The fun begins as soon as you walk in. There are trampolines, two fun Halloween-inspired inflatables, a ball pit, and giant “LEGO” building blocks.
Another play area is like a traditional park with little playgrounds spread out. The girls were partial to the cool tire swings and climbing on anything they could.
Then there’s a whole other section with more inflatable bounce houses. Even though it was messy (it was sand all around, and it had rained the night before), all three had a blast.
I recommend a change of clothes if you visit after a rainy day.
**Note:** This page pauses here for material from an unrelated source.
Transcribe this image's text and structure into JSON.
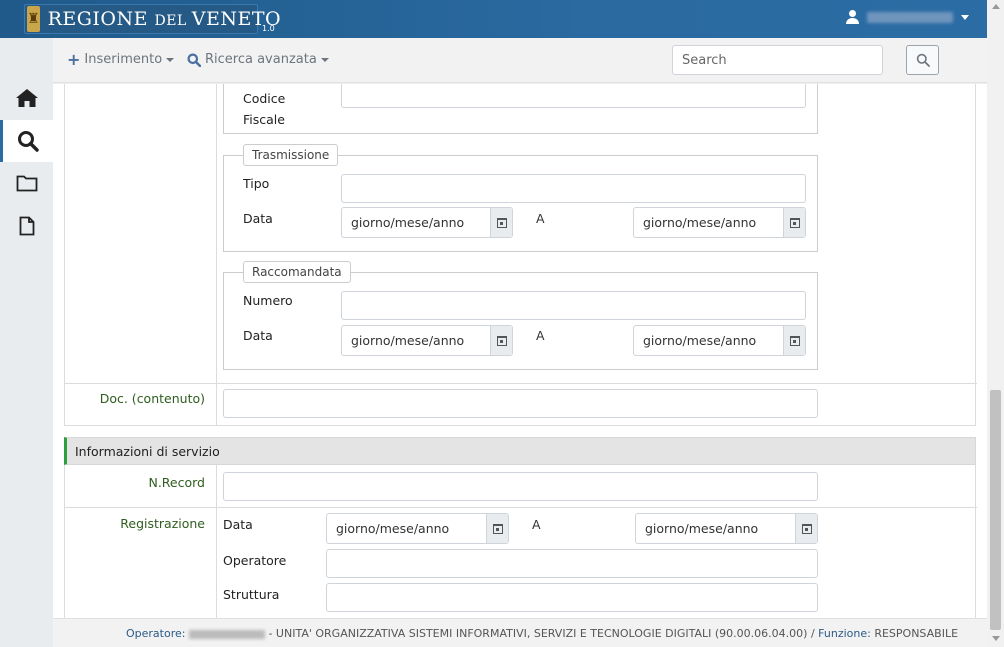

While the kids played, I wandered around the pumpkin market area. Everyone was happy!
There’s even a petting zoo at this place. I mean, come on now!
For €1.50 you can get some food to feed the horses, goats, alpacas, and any other animals present; you’ll see them when you come in the entrance.
What to Eat
Come hungry, because this place will deliver! Or, if you’re looking to save some money, you can bring your own food, too. This could be a perfect place to bring some fun mini mummy pizzas for lunch and pumpkin seeds for a snack!
If you want to buy your food and drink there, you’ll have a couple of tasty options.
The first stop is the Pumpkin Cafe directly next to the pyramid.
Get a good ol’ basic PSL and a delicious Nutella crepe or a bowl of pumpkin soup. They have pumpkin spritzers, kurbis (pumpkin) wine, and delicious flammkuchen, too.
We also had lunch next to the playgrounds, and hear me out about this: the fries were truly some of the best fries I’ve ever had in my entire life.
Yeah, I said it.
We got simple brats, and as a bonus: they cut the brats up for the kids right then and there with a little machine; it was pretty neat.
Buy ALL The Pumpkin Things
Oh my gosh, y’all. I wanted to spend all my money at this place.
However, in true European fashion, even though we got there when they opened (on a Sunday), we couldn’t buy anything until 1 p.m.
You can buy pumpkin-flavored everything—wine, jam, pasta sauce, etc. Not to mention that all of the pumpkins you see around the place are for sale. Hello, delicious pumpkin seeds…am I right?!
My wallet is happy, but my fall-decorating soul is still a little sad. I may have to plan another trip to go buy all the things.
If you visit this fun pumpkin patch in Germany, let me know what you think. And if you’ve been to any others in the country, please tell me about them so we can check them out, too!